1B) Would consideration of possible non-symmetric dimer-dimer contact sites (i.e. linkage of different cys), as the authors brought up, challenge the authors strong conclusion of "no single dominant interface between the α2-α5 core dimers"? Please rebut these points or tone down the related statements in the manuscript.
2) In the last paragraph of the subsection “Mobility of the N- and C-extremities permits linkage between dimers”, where the data is discussed regarding the BNP ladder after crosslinking Bak with C-terminal helix cysteines – it would be valuable to add in another scheme into Figure 3 that depicts what the authors mean by α6-α8 shielding of regions of helix 9.

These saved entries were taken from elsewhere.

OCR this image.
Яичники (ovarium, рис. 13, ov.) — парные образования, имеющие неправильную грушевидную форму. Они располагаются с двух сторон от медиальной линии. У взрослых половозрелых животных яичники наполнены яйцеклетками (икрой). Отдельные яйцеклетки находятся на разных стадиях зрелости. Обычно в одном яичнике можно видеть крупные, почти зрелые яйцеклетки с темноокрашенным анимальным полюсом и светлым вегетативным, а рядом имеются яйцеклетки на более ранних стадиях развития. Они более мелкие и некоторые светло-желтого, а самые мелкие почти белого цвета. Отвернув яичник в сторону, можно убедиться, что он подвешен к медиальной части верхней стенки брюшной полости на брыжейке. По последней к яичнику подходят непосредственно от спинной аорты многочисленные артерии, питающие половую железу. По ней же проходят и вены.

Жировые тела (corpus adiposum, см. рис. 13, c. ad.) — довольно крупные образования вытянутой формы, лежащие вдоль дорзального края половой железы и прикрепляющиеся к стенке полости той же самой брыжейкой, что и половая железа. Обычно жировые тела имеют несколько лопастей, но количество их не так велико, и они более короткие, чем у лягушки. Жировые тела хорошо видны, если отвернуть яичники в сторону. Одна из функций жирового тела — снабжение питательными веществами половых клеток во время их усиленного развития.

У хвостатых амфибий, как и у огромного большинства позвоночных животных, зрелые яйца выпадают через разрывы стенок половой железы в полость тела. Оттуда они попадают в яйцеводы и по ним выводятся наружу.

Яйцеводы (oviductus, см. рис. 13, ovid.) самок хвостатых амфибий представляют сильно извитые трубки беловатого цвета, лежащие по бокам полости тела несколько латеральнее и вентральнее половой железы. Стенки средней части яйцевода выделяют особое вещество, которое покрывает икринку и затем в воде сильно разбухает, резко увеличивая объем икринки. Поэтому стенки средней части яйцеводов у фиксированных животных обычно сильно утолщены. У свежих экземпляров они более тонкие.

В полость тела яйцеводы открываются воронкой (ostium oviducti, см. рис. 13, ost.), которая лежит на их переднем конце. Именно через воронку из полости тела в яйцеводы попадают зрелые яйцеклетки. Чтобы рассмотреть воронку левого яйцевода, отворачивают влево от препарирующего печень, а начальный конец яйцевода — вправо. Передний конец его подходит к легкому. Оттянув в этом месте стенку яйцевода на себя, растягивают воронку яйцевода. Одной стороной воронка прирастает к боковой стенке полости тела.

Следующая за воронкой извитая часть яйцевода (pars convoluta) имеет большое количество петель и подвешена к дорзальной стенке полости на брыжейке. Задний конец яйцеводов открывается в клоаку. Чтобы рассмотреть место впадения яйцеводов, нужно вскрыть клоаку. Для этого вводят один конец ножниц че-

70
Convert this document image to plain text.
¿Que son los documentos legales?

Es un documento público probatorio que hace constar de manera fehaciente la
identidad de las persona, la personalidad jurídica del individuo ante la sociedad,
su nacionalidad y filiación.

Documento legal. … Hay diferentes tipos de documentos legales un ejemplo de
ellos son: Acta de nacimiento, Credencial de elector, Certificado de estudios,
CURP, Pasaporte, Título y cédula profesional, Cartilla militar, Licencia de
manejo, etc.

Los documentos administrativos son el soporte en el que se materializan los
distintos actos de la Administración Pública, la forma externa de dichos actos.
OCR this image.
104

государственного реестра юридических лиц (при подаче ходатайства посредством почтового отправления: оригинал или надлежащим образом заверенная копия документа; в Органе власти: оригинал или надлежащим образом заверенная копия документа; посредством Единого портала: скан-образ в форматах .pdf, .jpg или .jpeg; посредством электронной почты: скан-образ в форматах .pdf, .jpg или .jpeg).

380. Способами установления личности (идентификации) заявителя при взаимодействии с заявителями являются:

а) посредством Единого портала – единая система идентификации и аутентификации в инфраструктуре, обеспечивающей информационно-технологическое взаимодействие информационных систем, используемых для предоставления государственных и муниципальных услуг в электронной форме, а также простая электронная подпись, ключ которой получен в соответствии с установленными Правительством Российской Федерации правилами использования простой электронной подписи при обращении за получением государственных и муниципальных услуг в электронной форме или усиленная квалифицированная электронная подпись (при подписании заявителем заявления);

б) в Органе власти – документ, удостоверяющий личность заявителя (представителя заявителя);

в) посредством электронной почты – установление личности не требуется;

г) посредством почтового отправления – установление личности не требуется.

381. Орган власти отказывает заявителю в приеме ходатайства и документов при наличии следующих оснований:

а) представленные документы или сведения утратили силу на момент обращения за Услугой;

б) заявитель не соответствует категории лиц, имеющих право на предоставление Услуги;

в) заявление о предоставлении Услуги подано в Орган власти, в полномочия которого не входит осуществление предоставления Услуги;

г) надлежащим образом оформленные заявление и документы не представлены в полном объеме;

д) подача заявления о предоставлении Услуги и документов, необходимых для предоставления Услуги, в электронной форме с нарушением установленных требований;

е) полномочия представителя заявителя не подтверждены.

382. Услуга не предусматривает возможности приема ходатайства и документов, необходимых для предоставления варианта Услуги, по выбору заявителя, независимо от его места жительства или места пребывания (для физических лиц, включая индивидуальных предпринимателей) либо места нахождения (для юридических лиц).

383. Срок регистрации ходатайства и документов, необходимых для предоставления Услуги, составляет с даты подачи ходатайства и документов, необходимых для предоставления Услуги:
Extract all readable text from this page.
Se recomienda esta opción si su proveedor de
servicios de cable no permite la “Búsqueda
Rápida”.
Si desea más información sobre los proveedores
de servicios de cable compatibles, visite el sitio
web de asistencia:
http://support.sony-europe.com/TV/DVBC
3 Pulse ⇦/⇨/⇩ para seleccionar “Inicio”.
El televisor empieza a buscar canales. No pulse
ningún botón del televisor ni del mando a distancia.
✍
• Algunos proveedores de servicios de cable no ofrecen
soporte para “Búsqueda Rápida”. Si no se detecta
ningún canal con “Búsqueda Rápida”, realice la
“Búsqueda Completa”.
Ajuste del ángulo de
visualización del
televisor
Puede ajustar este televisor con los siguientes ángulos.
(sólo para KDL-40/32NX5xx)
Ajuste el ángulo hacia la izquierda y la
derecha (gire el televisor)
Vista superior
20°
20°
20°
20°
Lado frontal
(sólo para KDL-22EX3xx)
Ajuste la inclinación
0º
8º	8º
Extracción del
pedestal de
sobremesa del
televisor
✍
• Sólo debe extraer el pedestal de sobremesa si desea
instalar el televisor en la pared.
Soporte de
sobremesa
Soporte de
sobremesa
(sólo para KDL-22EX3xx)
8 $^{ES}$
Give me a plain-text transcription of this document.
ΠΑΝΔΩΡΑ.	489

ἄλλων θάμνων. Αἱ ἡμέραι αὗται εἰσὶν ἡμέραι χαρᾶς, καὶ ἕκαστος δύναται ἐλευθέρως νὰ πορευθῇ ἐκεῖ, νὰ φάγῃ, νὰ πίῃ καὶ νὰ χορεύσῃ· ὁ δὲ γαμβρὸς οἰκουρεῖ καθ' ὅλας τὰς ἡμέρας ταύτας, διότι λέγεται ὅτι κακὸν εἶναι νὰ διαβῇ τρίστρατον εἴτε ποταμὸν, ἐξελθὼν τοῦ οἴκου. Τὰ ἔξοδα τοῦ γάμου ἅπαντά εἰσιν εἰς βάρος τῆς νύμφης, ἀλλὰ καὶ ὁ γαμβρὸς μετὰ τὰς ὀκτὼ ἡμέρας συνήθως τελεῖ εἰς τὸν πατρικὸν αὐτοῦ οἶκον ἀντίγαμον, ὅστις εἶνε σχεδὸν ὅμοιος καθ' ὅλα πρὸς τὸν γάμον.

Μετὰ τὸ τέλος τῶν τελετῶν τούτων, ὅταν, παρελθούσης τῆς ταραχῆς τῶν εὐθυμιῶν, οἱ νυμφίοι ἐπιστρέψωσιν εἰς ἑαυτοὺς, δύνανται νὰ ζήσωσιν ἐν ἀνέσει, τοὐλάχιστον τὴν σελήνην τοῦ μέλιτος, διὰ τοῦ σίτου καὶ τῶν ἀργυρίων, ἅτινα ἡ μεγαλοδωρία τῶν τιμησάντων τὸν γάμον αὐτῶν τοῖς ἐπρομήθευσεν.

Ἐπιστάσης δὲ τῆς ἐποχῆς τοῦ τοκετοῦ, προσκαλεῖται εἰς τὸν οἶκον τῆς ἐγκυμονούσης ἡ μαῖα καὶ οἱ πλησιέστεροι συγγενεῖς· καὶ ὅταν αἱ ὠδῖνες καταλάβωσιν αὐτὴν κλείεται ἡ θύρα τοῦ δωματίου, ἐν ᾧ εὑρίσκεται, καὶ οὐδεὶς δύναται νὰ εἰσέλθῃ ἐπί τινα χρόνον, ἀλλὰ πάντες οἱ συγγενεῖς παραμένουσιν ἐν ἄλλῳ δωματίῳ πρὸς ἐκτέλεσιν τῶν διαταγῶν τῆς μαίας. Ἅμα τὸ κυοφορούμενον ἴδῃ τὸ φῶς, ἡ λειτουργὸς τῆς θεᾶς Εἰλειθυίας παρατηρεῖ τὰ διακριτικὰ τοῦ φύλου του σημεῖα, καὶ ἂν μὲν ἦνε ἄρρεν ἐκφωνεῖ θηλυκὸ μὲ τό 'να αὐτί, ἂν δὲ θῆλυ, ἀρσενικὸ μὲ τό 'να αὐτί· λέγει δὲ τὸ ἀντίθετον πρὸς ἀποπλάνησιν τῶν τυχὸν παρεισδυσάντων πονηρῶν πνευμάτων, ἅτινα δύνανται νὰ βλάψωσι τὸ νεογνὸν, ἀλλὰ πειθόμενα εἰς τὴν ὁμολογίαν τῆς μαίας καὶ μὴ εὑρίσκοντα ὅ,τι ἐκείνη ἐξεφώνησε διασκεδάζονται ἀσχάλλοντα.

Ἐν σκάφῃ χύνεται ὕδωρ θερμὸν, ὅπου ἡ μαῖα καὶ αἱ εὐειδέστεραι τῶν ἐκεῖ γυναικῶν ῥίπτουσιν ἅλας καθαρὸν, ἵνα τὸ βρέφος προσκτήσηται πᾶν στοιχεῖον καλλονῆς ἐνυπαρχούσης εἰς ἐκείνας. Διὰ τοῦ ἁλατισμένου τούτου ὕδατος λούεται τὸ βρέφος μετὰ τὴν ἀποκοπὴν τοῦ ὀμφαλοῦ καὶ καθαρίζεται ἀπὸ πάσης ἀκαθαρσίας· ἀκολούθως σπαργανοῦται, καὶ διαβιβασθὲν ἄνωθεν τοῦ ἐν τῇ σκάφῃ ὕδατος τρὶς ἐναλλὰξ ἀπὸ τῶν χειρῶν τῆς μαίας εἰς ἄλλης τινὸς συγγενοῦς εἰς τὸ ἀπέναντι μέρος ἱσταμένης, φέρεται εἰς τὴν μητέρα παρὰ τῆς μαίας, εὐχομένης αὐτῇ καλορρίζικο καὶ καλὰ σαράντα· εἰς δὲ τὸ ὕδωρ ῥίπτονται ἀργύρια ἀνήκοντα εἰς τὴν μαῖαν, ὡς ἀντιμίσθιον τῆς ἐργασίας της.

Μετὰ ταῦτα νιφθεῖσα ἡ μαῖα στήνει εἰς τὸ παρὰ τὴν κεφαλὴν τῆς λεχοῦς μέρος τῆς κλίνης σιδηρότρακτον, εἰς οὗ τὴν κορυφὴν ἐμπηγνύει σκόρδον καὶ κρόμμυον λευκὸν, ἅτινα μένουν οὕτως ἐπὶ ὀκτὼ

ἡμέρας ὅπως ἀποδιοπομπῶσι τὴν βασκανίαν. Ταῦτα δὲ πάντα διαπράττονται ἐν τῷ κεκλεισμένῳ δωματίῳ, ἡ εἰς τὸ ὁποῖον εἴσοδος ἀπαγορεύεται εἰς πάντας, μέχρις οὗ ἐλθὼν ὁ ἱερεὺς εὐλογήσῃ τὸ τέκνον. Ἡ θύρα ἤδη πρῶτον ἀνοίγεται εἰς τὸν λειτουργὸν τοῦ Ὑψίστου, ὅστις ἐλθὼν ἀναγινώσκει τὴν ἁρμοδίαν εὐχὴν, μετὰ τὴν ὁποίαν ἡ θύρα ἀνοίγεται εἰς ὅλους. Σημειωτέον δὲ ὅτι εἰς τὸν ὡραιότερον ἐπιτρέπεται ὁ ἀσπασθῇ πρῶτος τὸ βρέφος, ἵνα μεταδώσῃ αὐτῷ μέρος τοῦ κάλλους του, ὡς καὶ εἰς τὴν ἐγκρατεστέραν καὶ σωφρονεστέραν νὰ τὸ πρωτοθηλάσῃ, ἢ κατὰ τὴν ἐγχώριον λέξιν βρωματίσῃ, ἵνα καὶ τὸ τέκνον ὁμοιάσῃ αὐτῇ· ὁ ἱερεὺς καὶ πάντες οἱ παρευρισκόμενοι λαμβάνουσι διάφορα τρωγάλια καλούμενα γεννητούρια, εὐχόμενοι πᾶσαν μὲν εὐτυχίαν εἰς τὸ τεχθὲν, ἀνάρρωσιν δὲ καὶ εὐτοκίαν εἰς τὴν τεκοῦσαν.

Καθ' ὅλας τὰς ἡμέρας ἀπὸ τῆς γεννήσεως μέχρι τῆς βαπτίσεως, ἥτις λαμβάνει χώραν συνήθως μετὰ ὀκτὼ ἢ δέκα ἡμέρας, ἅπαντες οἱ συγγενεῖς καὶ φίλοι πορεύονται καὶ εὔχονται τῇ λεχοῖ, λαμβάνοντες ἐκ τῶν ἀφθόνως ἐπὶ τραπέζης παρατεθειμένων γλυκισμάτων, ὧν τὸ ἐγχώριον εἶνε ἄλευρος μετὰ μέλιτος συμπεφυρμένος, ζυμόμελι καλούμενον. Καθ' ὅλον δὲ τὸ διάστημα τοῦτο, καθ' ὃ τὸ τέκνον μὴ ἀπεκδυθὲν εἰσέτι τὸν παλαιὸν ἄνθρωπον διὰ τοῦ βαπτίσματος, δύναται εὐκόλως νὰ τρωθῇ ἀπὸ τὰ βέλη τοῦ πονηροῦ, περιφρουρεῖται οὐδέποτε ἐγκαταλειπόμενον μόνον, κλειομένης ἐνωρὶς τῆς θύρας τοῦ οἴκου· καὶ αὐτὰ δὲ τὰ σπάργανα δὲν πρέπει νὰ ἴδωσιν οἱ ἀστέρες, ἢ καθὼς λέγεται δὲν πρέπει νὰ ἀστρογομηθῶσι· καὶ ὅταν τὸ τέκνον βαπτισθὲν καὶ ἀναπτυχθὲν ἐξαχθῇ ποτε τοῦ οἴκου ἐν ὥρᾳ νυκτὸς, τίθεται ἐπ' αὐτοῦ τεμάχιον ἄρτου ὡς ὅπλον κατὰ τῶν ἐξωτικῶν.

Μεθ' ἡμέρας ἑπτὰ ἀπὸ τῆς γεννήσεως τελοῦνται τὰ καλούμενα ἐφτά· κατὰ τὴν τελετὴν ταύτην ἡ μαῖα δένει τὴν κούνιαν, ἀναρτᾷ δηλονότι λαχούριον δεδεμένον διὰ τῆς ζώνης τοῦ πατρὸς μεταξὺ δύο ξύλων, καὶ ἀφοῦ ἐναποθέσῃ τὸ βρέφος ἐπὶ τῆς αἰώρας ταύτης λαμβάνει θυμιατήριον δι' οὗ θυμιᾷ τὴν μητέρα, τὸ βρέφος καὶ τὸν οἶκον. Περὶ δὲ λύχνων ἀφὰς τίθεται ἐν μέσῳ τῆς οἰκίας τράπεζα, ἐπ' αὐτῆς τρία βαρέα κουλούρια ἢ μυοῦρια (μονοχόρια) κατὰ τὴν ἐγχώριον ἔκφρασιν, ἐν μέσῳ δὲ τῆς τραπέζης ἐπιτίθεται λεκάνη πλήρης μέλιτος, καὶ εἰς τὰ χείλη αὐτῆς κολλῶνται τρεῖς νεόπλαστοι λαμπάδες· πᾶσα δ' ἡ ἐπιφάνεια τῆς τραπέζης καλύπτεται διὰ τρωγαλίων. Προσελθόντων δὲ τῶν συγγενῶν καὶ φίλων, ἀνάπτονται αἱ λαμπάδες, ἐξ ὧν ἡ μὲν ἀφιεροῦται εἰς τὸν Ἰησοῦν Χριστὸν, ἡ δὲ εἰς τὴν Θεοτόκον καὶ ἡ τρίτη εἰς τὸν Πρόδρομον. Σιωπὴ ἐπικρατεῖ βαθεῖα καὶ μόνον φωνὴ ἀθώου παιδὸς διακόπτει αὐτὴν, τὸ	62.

3) In Figure 4B: is the tBID removed from the Bak and membranes prior to adding the Bax and Bcl-xL? If not, tBID activating Bax or potentially inhibiting Bcl-xL confounds the interpretations. I realize the authors use a mutant tBID to minimize this worry but the fact that Bcl-xL and Mcl1 translocate to mitochondria, as they do in cells upon BH3 only protein induction, suggests it may be a problem even for these anti-apoptotic proteins. If removal of tBid is impractical, why not activate Bak with the 7D10 antibody used previously by the Kluck group? It would be interesting to compare Bax and Bcl-xL activity on Bak oligomers activated by 7D10 with and without added tBid.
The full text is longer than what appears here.